Les taux d’intérêt des obligations des Etats se stabilisent et les Bourses repartent de l’avant vendredi, au terme d’une semaine de soubresauts sur les marchés des dettes souveraines, tandis que le bitcoin poursuit sa flambée.
Vers 17H40, le rendement à échéance 30 ans des emprunts de l’Etat américain évoluait à 5,26%, contre 5,25% jeudi. A échéance 10 ans, il atteignait 4,73%, contre 4,71% la veille.
En Europe, les rendements temporisent aussi à des niveaux élevés vendredi. Le rendement à échéance dix ans allemand, référence sur le continent, était à 3,25%, au même niveau que la veille en clôture, un sommet depuis 2011.
Une respiration bienvenue, après la flambée des taux des derniers jours, sur fond de craintes inflationnistes, de doutes quant à la soutenabilité de la dette des Etats-Unis, et de la concurrence des géants de la tech, qui recourent aussi à l’emprunt pour financer l’IA.
Le marché a été temporairement soulagé jeudi, après l’annonce du Trésor américain d’un renforcement de ses rachats d’obligations à long terme, portés à 4 milliards de dollars au moins par opération contre 2 milliards auparavant.
Mais le soulagement «n’aura duré que moins d’une journée», résume Florian Ielpo analyste de Lombard Odier. Les taux sont repartis à la hausse, avant de se stabiliser à de hauts niveaux vendredi.
Les Bourses avancent
Dans ce contexte de relative accalmie, les Bourses repartent de l’avant. En Europe, Paris a pris 0,37%, Francfort 0,59% et Londres 0,64%. Milan est restée stable (+0,00%).
Zurich a clôturé sur un gain de 0,62%.
A New York, vers 17H40, le Dow Jones gagnait 0,87%, l’indice Nasdaq avançait de 0,68% et l’indice élargi S&P 500 prenait 0,65%.
Toutefois, pour Ipek Ozkardeskaya, analyste pour Swissquote, «le récit du marché a changé».
Alors que de «solides bénéfices» poussaient les indices européens et américains à des niveaux records en début de semaine, les marchés sont désormais focalisés sur la hausse des «coûts d’emprunt, qui finira par peser sur les anticipations de bénéfices», ajoute-t-elle.
L’énergie chère
Sur les marchés pétroliers, les prix se stabilisent à de hauts niveaux alors que «les Etats-Unis se préparent à mettre en place de vastes mesures visant à isoler davantage l’économie iranienne», note Soojin Kim, analyste pour MUFG.
Vers 17H40, le baril de Brent de la mer du Nord, référence mondiale du pétrole, prenait 0,11% à 93,88 dollars, et son équivalent américain, le WTI, cédait 0,44% à 86,45 dollars le baril.

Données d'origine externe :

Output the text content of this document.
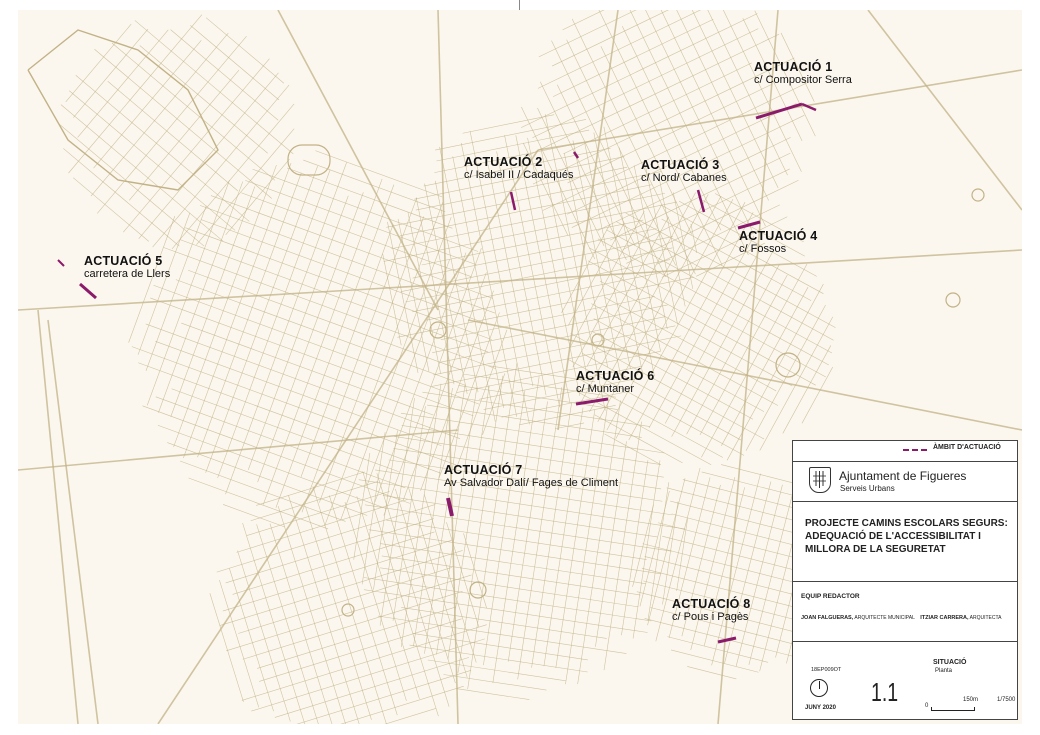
ACTUACIÓ 1
c/ Compositor Serra
ACTUACIÓ 2
c/ Isabel II / Cadaqués
ACTUACIÓ 3
c/ Nord/ Cabanes
ACTUACIÓ 4
c/ Fossos
ACTUACIÓ 5
carretera de Llers
ACTUACIÓ 6
c/ Muntaner
ACTUACIÓ 7
Av Salvador Dalí/ Fages de Climent
ACTUACIÓ 8
c/ Pous i Pagès
ÀMBIT D'ACTUACIÓ
Ajuntament de Figueres
Serveis Urbans
PROJECTE CAMINS ESCOLARS SEGURS:
ADEQUACIÓ DE L'ACCESSIBILITAT I
MILLORA DE LA SEGURETAT
EQUIP REDACTOR
JOAN FALGUERAS, ARQUITECTE MUNICIPAL ITZIAR CARRERA, ARQUITECTA
18EP009OT
JUNY 2020
1.1
SITUACIÓ
Planta
0
150m	1/7500
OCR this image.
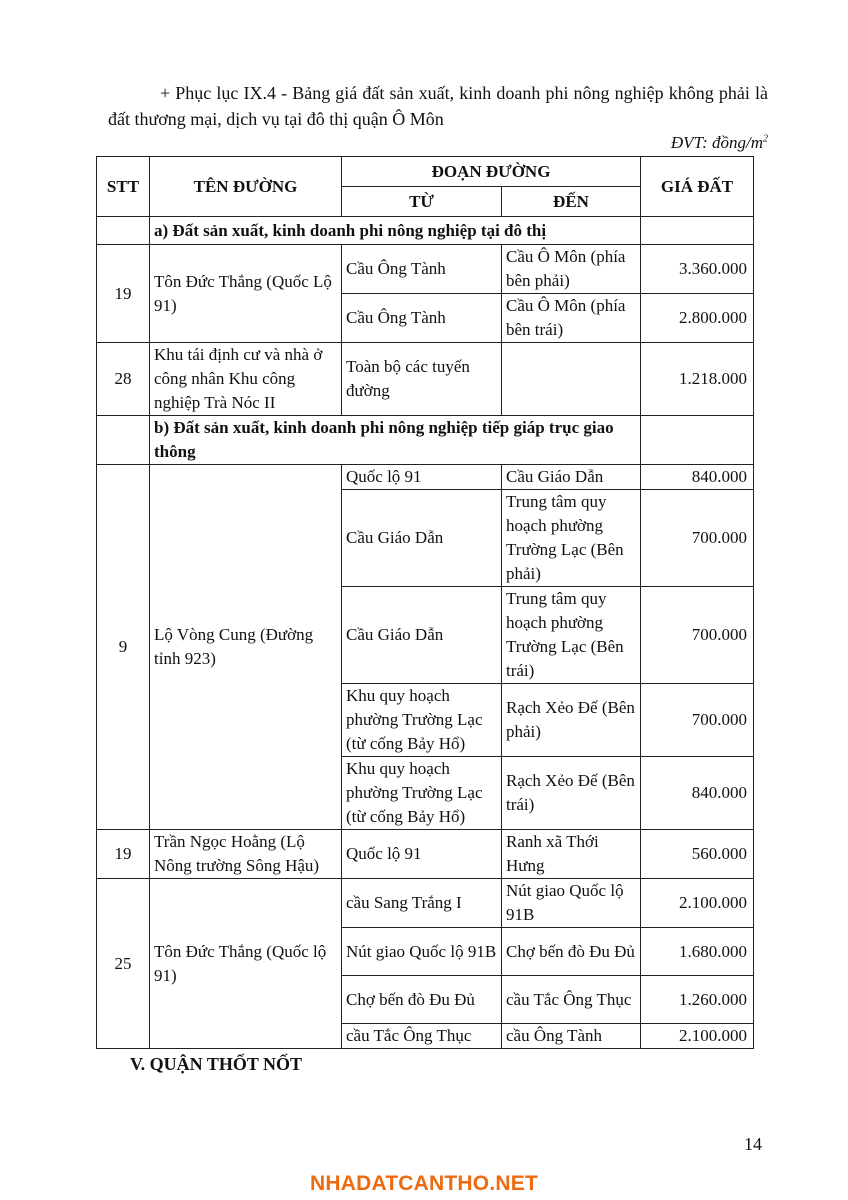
+ Phục lục IX.4 - Bảng giá đất sản xuất, kinh doanh phi nông nghiệp không phải là đất thương mại, dịch vụ tại đô thị quận Ô Môn
ĐVT: đồng/$m^2$
STT	TÊN ĐƯỜNG	ĐOẠN ĐƯỜNG		GIÁ ĐẤT
		TỪ	ĐẾN	
	a) Đất sản xuất, kinh doanh phi nông nghiệp tại đô thị			
19	Tôn Đức Thắng (Quốc Lộ 91)	Cầu Ông Tành	Cầu Ô Môn (phía bên phải)	3.360.000
		Cầu Ông Tành	Cầu Ô Môn (phía bên trái)	2.800.000
28	Khu tái định cư và nhà ở công nhân Khu công nghiệp Trà Nóc II	Toàn bộ các tuyến đường		1.218.000
	b) Đất sản xuất, kinh doanh phi nông nghiệp tiếp giáp trục giao thông			
9	Lộ Vòng Cung (Đường tỉnh 923)	Quốc lộ 91	Cầu Giáo Dẫn	840.000
		Cầu Giáo Dẫn	Trung tâm quy hoạch phường Trường Lạc (Bên phải)	700.000
		Cầu Giáo Dẫn	Trung tâm quy hoạch phường Trường Lạc (Bên trái)	700.000
		Khu quy hoạch phường Trường Lạc (từ cống Bảy Hổ)	Rạch Xẻo Đế (Bên phải)	700.000
		Khu quy hoạch phường Trường Lạc (từ cống Bảy Hổ)	Rạch Xẻo Đế (Bên trái)	840.000
19	Trần Ngọc Hoằng (Lộ Nông trường Sông Hậu)	Quốc lộ 91	Ranh xã Thới Hưng	560.000
25	Tôn Đức Thắng (Quốc lộ 91)	cầu Sang Trắng I	Nút giao Quốc lộ 91B	2.100.000
		Nút giao Quốc lộ 91B	Chợ bến đò Đu Đủ	1.680.000
		Chợ bến đò Đu Đủ	cầu Tắc Ông Thục	1.260.000
		cầu Tắc Ông Thục	cầu Ông Tành	2.100.000
V. QUẬN THỐT NỐT
14
NHADATCANTHO.NET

Dans un long message sur son réseau Truth Social, Donald Trump a annoncé mercredi lancer contre Téhéran «l’opération économique la plus écrasante jamais entreprise», exigeant que cessent «contrebande de pétrole, échange de devises (et) transferts de liquidités».
Les Etats-Unis devraient détailler le dispositif lundi, «avec la possibilité de cibler non seulement l’Iran, mais également les pays et les institutions qui continuent de faire des affaires avec l’Iran», note Soojin Kim.
«Les tensions autour du détroit d’Ormuz restent également élevées, les Etats-Unis et l’Iran continuant de contester le contrôle de cette voie maritime, tandis que de nouvelles attaques contre des navires ont été signalées cette semaine», rappelle-t-elle.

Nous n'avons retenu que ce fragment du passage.